Copelan is the fifth Division I head coach --- out of less than 60 --- to have a program even though he graduated from college this decade. The others include Lehigh's Kevin Cassese, Vermont's Ryan Curtis, Ohio State's Nick Myers and VMI's Jeff Shirk.

That's a good percentage, but Cottle (as he often does) had a different and insightful take.

"The final four gets you jobs," Cottle said. "They'll take a head coach who gets to the final four, but they'll also like taking an assistant who has been to the final four. If you look at the last couple hires, there's been a final four theme to it. ... I think everybody likes that final four or NCAA playoff thing."

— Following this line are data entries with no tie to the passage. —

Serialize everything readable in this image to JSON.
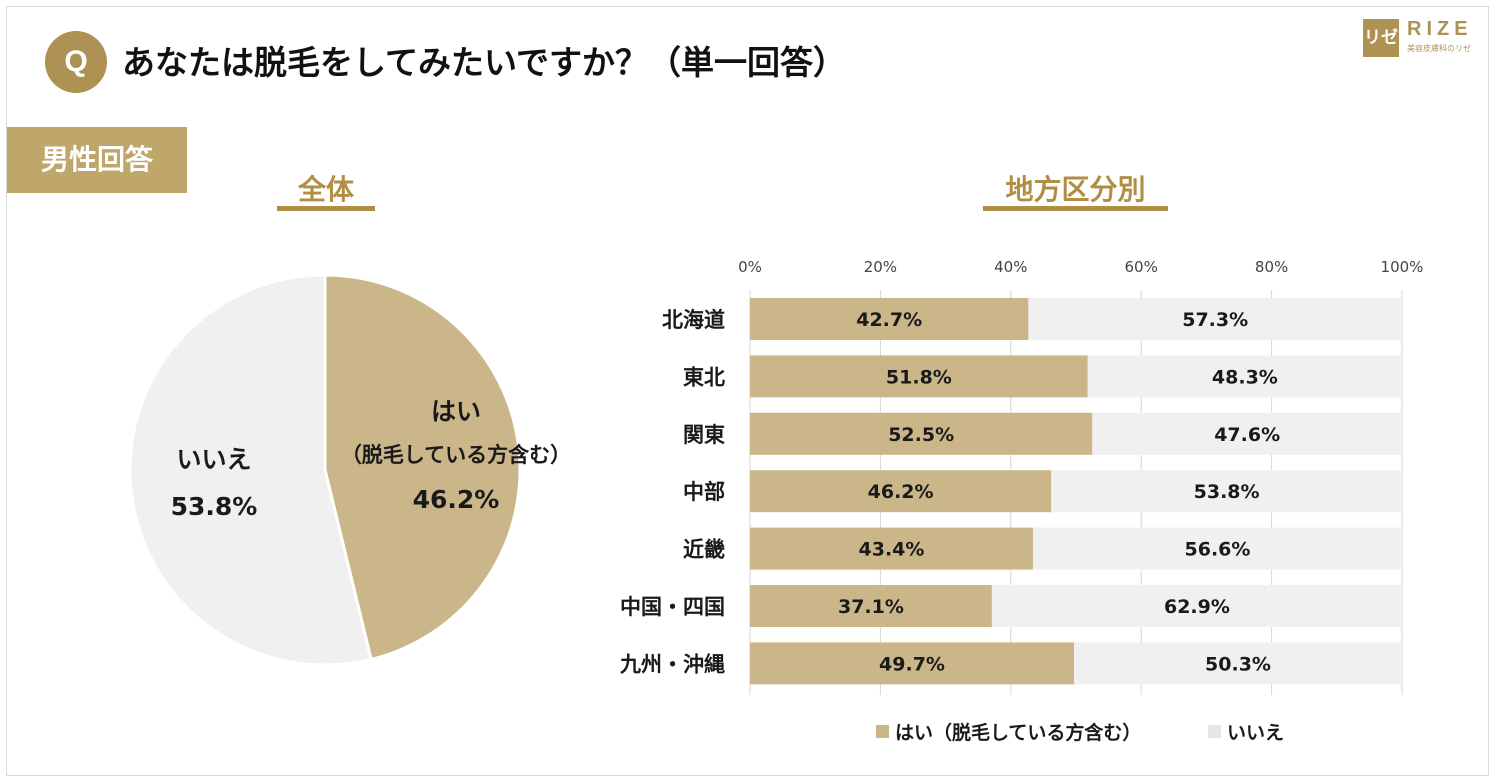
{
  "header": {
    "badge": "Q",
    "question": "あなたは脱毛をしてみたいですか？（単一回答）"
  },
  "logo": {
    "mark": "リゼ",
    "word": "RIZE",
    "sub": "美容皮膚科のリゼ"
  },
  "section_tag": "男性回答",
  "left_heading": "全体",
  "right_heading": "地方区分別",
  "colors": {
    "gold": "#ad9253",
    "gold_light": "#cbb68a",
    "gray": "#f0f0f0",
    "grid": "#d6d6d6"
  },
  "chart_data": [
    {
      "type": "pie",
      "title": "全体",
      "slices": [
        {
          "label": "はい",
          "sublabel": "（脱毛している方含む）",
          "value": 46.2,
          "display": "46.2%"
        },
        {
          "label": "いいえ",
          "sublabel": "",
          "value": 53.8,
          "display": "53.8%"
        }
      ]
    },
    {
      "type": "bar",
      "orientation": "horizontal",
      "stacked": true,
      "title": "地方区分別",
      "categories": [
        "北海道",
        "東北",
        "関東",
        "中部",
        "近畿",
        "中国・四国",
        "九州・沖縄"
      ],
      "series": [
        {
          "name": "はい（脱毛している方含む）",
          "values": [
            42.7,
            51.8,
            52.5,
            46.2,
            43.4,
            37.1,
            49.7
          ],
          "labels": [
            "42.7%",
            "51.8%",
            "52.5%",
            "46.2%",
            "43.4%",
            "37.1%",
            "49.7%"
          ]
        },
        {
          "name": "いいえ",
          "values": [
            57.3,
            48.3,
            47.6,
            53.8,
            56.6,
            62.9,
            50.3
          ],
          "labels": [
            "57.3%",
            "48.3%",
            "47.6%",
            "53.8%",
            "56.6%",
            "62.9%",
            "50.3%"
          ]
        }
      ],
      "xlim": [
        0,
        100
      ],
      "xticks": [
        "0%",
        "20%",
        "40%",
        "60%",
        "80%",
        "100%"
      ],
      "legend_position": "bottom"
    }
  ]
}
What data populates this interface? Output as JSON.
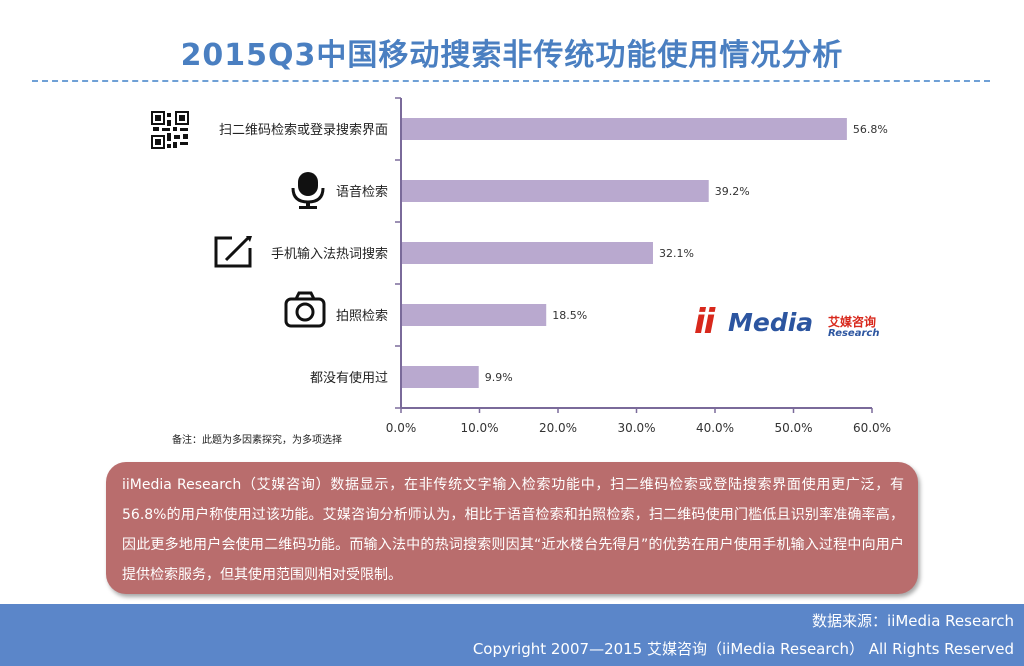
{
  "page": {
    "title": "2015Q3中国移动搜索非传统功能使用情况分析",
    "note": "备注：此题为多因素探究，为多项选择",
    "summary": "iiMedia Research（艾媒咨询）数据显示，在非传统文字输入检索功能中，扫二维码检索或登陆搜索界面使用更广泛，有56.8%的用户称使用过该功能。艾媒咨询分析师认为，相比于语音检索和拍照检索，扫二维码使用门槛低且识别率准确率高，因此更多地用户会使用二维码功能。而输入法中的热词搜索则因其“近水楼台先得月”的优势在用户使用手机输入过程中向用户提供检索服务，但其使用范围则相对受限制。",
    "source": "数据来源：iiMedia Research",
    "copyright": "Copyright 2007—2015 艾媒咨询（iiMedia Research） All Rights Reserved"
  },
  "logo": {
    "ii": "ii",
    "media": "Media",
    "cn": "艾媒咨询",
    "en": "Research"
  },
  "colors": {
    "title": "#4a7fc1",
    "bar": "#b9a9cf",
    "axis": "#7a6a9a",
    "summary_bg": "#b96d6d",
    "footer_bg": "#5b86c9"
  },
  "chart_data": {
    "type": "bar",
    "orientation": "horizontal",
    "categories": [
      "扫二维码检索或登录搜索界面",
      "语音检索",
      "手机输入法热词搜索",
      "拍照检索",
      "都没有使用过"
    ],
    "values": [
      56.8,
      39.2,
      32.1,
      18.5,
      9.9
    ],
    "value_labels": [
      "56.8%",
      "39.2%",
      "32.1%",
      "18.5%",
      "9.9%"
    ],
    "icons": [
      "qr-code-icon",
      "microphone-icon",
      "handwriting-icon",
      "camera-icon",
      ""
    ],
    "xlim": [
      0,
      60
    ],
    "xticks": [
      0,
      10,
      20,
      30,
      40,
      50,
      60
    ],
    "xtick_labels": [
      "0.0%",
      "10.0%",
      "20.0%",
      "30.0%",
      "40.0%",
      "50.0%",
      "60.0%"
    ],
    "grid": false,
    "legend": "none"
  }
}
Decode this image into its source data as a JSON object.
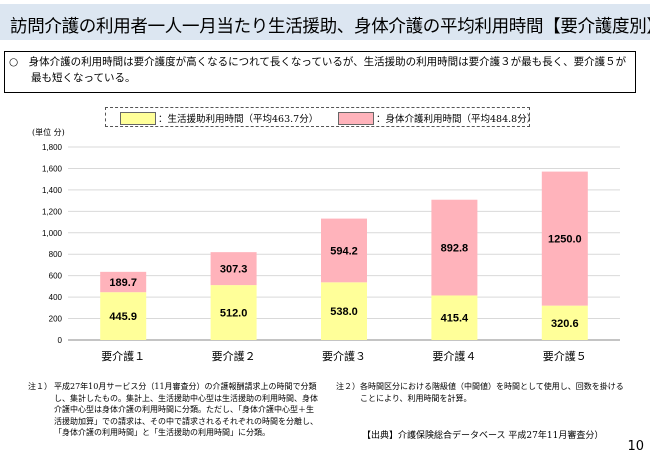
{
  "title": "訪問介護の利用者一人一月当たり生活援助、身体介護の平均利用時間【要介護度別】",
  "summary": "○　身体介護の利用時間は要介護度が高くなるにつれて長くなっているが、生活援助の利用時間は要介護３が最も長く、要介護５が最も短くなっている。",
  "chart_data": {
    "type": "bar",
    "stacked": true,
    "unit_label": "(単位 分)",
    "categories": [
      "要介護１",
      "要介護２",
      "要介護３",
      "要介護４",
      "要介護５"
    ],
    "series": [
      {
        "name": "：生活援助利用時間（平均463.7分）",
        "color": "#ffff99",
        "values": [
          445.9,
          512.0,
          538.0,
          415.4,
          320.6
        ],
        "labels": [
          "445.9",
          "512.0",
          "538.0",
          "415.4",
          "320.6"
        ]
      },
      {
        "name": "：身体介護利用時間（平均484.8分）",
        "color": "#ffb3bb",
        "values": [
          189.7,
          307.3,
          594.2,
          892.8,
          1250.0
        ],
        "labels": [
          "189.7",
          "307.3",
          "594.2",
          "892.8",
          "1250.0"
        ]
      }
    ],
    "ylim": [
      0,
      1800
    ],
    "yticks": [
      "0",
      "200",
      "400",
      "600",
      "800",
      "1,000",
      "1,200",
      "1,400",
      "1,600",
      "1,800"
    ],
    "grid": true,
    "legend": "top"
  },
  "notes": {
    "note1_label": "注１）",
    "note1": "平成27年10月サービス分（11月審査分）の介護報酬請求上の時間で分類し、集計したもの。集計上、生活援助中心型は生活援助の利用時間、身体介護中心型は身体介護の利用時間に分類。ただし、「身体介護中心型＋生活援助加算」での請求は、その中で請求されるそれぞれの時間を分離し、「身体介護の利用時間」と「生活援助の利用時間」に分類。",
    "note2_label": "注２）",
    "note2": "各時間区分における階級値（中間値）を時間として使用し、回数を掛けることにより、利用時間を計算。",
    "source": "【出典】介護保険総合データベース 平成27年11月審査分）"
  },
  "page_number": "10"
}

Copelan (Maryland in 2006) isn't the first to benefit from that trend. Harvard's John Tillman (Navy in 2004), Hofstra's Seth Tierney (plenty at Hopkins), Jason Miller of St. John's (Massachusetts in 2006) and Cassese (Duke in 2007) were all assistants on final four teams. Myers was elevated after Ohio State reached the quarterfinals for the first time in school history this spring.

So with that in mind, take a good look at the staffs of this year's final four --- Syracuse, Hopkins, Duke and Virginia. Given the trend, one of next year's new coaches could come from one of those schools.